For an isolated system with an exactly known energy and exactly known composition, the system can be found with equal probability in any microstate consistent with that knowledge.
can be restated as:
When you're constructing a description for your ensemble of microstates, try to define them such that they're all equally likely.
Such physical models don't tend to require perfection, so it's not like everything'll instantly break if there's a small error in the description of microstates where some are a bit more probable than others.
I mean, sure, we try to fit our models to reality as best-as-possible, but some error's gonna happen.
For example, folks often talk about ensembles of coins that can be Heads-or-Tails. The obvious microstate description for a bunch of such coins is where each microstate corresponds to one set of Heads-or-Tails value for each coin. But even if we select that description, which sounds fair enough, coins don't tend to be perfectly fair, so the description won't be perfect.

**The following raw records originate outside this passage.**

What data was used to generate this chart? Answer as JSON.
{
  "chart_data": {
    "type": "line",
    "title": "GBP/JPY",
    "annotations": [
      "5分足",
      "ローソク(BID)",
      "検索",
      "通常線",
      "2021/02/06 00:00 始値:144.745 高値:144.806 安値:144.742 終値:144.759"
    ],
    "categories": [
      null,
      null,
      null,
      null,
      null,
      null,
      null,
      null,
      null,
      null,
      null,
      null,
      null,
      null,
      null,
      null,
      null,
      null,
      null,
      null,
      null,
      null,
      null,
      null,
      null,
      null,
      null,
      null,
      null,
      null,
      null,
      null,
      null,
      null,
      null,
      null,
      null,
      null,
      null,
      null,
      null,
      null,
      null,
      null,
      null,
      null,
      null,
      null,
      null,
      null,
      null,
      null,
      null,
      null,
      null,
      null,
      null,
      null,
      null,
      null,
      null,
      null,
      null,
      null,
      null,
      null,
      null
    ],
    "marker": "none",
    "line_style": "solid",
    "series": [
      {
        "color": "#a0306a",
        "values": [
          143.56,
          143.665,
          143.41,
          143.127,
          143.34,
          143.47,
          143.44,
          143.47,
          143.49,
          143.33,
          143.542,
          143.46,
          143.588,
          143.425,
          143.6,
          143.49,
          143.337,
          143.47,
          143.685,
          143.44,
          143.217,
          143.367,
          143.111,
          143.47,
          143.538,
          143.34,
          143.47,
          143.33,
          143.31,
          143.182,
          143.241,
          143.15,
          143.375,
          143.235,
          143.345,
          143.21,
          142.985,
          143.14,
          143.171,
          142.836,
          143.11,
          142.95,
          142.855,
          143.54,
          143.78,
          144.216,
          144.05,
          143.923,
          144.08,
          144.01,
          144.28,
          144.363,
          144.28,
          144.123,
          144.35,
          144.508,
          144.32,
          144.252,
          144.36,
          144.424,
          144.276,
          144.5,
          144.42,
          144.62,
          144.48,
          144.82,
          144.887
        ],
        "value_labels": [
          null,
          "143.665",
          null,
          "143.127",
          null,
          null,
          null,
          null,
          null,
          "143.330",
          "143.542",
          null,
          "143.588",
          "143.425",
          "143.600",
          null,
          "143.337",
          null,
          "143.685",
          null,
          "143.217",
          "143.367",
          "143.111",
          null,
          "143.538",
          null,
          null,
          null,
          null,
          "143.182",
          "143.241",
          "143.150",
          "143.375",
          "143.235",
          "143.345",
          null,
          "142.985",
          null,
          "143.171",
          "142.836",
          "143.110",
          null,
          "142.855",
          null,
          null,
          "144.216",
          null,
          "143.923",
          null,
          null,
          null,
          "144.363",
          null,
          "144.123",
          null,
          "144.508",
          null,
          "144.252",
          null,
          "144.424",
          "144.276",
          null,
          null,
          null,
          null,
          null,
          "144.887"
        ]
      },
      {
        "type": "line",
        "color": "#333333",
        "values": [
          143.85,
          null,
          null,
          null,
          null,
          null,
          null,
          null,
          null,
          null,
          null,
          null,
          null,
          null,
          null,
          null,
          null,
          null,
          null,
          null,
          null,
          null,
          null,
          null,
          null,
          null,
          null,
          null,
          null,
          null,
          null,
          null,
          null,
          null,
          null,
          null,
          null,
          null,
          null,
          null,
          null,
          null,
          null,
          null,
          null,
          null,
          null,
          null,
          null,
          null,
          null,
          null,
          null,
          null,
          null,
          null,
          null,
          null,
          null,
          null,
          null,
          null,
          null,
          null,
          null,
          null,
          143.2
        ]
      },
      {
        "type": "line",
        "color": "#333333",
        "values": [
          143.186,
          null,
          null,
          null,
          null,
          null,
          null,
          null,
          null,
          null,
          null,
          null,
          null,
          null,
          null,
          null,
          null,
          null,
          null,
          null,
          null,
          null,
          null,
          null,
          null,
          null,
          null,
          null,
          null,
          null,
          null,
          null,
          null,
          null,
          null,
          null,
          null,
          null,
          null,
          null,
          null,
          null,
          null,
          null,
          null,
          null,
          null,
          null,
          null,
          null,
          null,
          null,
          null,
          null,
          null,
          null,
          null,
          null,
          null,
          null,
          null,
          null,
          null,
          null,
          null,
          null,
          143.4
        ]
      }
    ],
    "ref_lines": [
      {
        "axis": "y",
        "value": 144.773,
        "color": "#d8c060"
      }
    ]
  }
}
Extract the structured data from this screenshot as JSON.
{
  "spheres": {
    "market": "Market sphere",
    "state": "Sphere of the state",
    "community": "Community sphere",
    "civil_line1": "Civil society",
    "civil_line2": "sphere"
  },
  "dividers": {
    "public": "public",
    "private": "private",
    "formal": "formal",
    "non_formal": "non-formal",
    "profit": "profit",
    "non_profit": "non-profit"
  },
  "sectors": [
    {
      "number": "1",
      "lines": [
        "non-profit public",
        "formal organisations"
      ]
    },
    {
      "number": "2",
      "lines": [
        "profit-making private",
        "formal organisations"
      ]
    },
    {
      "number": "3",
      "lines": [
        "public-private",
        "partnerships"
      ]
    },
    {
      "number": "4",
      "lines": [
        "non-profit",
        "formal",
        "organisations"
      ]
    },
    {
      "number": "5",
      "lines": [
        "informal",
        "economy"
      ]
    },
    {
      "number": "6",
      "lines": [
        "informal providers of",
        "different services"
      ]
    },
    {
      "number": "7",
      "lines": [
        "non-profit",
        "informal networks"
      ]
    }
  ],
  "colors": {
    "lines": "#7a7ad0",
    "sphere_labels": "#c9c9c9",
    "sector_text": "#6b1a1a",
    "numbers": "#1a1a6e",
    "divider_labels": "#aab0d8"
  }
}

A real-life scientific example of that is with chemical isotopes. This is, it's possible to ignore the differences between isotopes of the same element; this introduces some error, but in common practice it's generally allowed as a reasonable approximation unless there's some compelling reason not to.
Basically, the trick's to select microstates that're approximately equally likely. The better the fit, the more logically consistent the arguments based on it would tend to be.
Entropy tends to grow due to degeneracy
Statistical Mechanics is all about how degenerate states are more likely.
For example, an ideal gas is said to evenly disperse about a room because there're many more microstates in which it is rather than, say, all of the gas particles being smooshed together in some corner of the room.
This isn't that any single dispersed microstate is more likely, but rather there're way more dispersed microstates than non-dispersed microstates. This is:
Each dispersed microstate should still be as likely as any other microstate.
However, there're astronomically more dispersed microstates, such that they're collectively more likely than the collection of their alternatives.
However, say that you redefine the set of all states in which gas particles are dispersed about the room to be a single microstate. Then, yes, that one micro-state would be far more likely than any other. The fundamental postulate of Statistical Mechanics simply recommends that you don't define them that way, since the heterogeneity of it screws with other descriptions.